There have been long-standing anecdotal reports of changes to mental health when simple but effective changes to diet are made which is now increasingly being backed by scientific research.
Fun fact: 90% of the body’s serotonin (the feel good hormone) is made in the gut!
Unbalanced gut microbiome for example has been linked to mood disorders such as depression. Some studies show It goes as far as cases of schizophrenia simply going away after following a gluten-free diet for example. This suggests how much of an effect diet can have on our mental health.
My personal journey over the past years has led me to truly understand on a personal level how small changes to diet can have a positive effect on mental health, sleep, energy levels and weight.
Small Changes go a Long Way
For some people the decline in mental health can be as a result of an auto-immune reaction to certain foods or a food intolerance. But nevertheless we should never ignore the signs our bodies are trying to give us.
I suffered with severe anxiety and mood disorders and ignored a daily upset stomach for the majority of my life putting it down to “nerves” only to learn in recent times that the upset stomach was in fact a reaction to gluten and greatly contributed to my anxiety and not vice versa like I initially thought.

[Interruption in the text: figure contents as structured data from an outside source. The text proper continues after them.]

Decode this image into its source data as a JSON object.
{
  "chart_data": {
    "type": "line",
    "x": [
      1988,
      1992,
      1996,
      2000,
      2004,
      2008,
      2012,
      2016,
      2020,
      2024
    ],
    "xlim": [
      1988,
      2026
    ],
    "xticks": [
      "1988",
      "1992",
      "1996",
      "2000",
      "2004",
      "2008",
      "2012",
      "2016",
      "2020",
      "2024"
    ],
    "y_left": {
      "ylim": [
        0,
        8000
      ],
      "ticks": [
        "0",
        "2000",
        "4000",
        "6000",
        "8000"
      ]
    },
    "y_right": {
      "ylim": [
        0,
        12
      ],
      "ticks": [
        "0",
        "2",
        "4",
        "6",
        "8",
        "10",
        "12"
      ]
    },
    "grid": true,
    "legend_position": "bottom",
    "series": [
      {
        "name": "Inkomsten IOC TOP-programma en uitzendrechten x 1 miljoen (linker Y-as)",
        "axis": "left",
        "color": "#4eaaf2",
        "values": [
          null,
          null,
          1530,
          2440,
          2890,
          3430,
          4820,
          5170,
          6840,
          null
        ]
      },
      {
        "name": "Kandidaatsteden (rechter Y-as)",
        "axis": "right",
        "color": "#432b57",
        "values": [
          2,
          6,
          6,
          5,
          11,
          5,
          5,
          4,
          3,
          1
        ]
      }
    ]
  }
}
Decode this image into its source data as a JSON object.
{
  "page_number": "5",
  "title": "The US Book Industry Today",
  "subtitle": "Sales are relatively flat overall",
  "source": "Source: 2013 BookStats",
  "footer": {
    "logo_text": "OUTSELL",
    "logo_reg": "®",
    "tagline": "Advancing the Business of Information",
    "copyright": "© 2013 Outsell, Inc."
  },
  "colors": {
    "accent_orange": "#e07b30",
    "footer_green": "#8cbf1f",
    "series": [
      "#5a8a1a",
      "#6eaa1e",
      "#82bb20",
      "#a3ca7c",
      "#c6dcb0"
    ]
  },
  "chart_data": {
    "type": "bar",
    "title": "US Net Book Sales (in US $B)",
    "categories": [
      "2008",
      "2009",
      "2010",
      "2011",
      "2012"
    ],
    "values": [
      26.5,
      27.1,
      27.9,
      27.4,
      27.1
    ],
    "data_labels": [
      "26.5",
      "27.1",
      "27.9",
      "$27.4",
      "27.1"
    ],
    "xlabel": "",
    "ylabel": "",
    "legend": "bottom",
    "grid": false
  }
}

Cutting out gluten instantly reduced my anxiety, I slept like a baby all of a sudden and my energy levels increased. I stopped getting migraines, I woke up feeling refreshed and positive and 3kg dropped off without dieting all due to a decrease in inflammation.
I have always lived a healthy lifestyle but I truly underestimated the power diet has over mental health.
I’m not saying you should go and give up gluten as everybody’s path is unique, but listening to our bodies and gut and solving what the culprit is can go a long way to feeling relief and make the difference between coping and not.
To look after your gut make sure you:
- Cut out foods that are causing your upset stomach (intolerances)
- Eat fermented foods (sauerkraut, kimchi, miso, cultured yoghurt)
- Drink plenty of water (ca. 1.5 litres/day)
- Reduce your sugar intake
- Eat more fiber (berries, broccoli, wholewheat pasta & breads, peas, beans etc.
- Take probiotics
- Eat slowly and in small portions throughout the day instead of a few large meals
- Focus on foods that are closest to nature (not processed)
You may have to do an exclusion diet if you have an intolerance: Reduce your food to just proteins (fish, meat) and vegetables (green leafy vegetables and root vegetables) for 4 weeks and then gradually start to introduce foods one by one a week a time until you find the one that is causing trouble.
The gut brain link – The Science
Studies are increasingly showing the connection between brain-gut suggesting that the microbes in our digestive system indeed have a role in our brain function and structure, influencing mood, emotion, and behaviour along with other important aspects of our personalities and our mental and physical health. There is a microbiome which they are calling the ‘psychobiome’ that can alter the way we think, feel and act.
The gut-brain axis (GBA) consists of bidirectional communication between the central nervous system and the nervous system that governs the gastrointestinal tract, linking emotional and cognitive functioning to the gut.
Take back control
After years of counselling and CBT for anxiety and still suffering from anxiety after, I can say that the change in diet and eliminating an upset stomach was the biggest missing part in feeling somewhat normal again.
Keep in mind that not having an upset stomach doesn’t mean your gut microbiome is healthy. It can be silent with mental health being the main symptom.
I enjoyed taking back control of my health and I am grateful for the changes I have experienced. If you are uncertain about going forward it may also be worth consulting with a functional medicine doctor or a dietician to help figure out the culprit. Always seek somebody who comes highly recommended.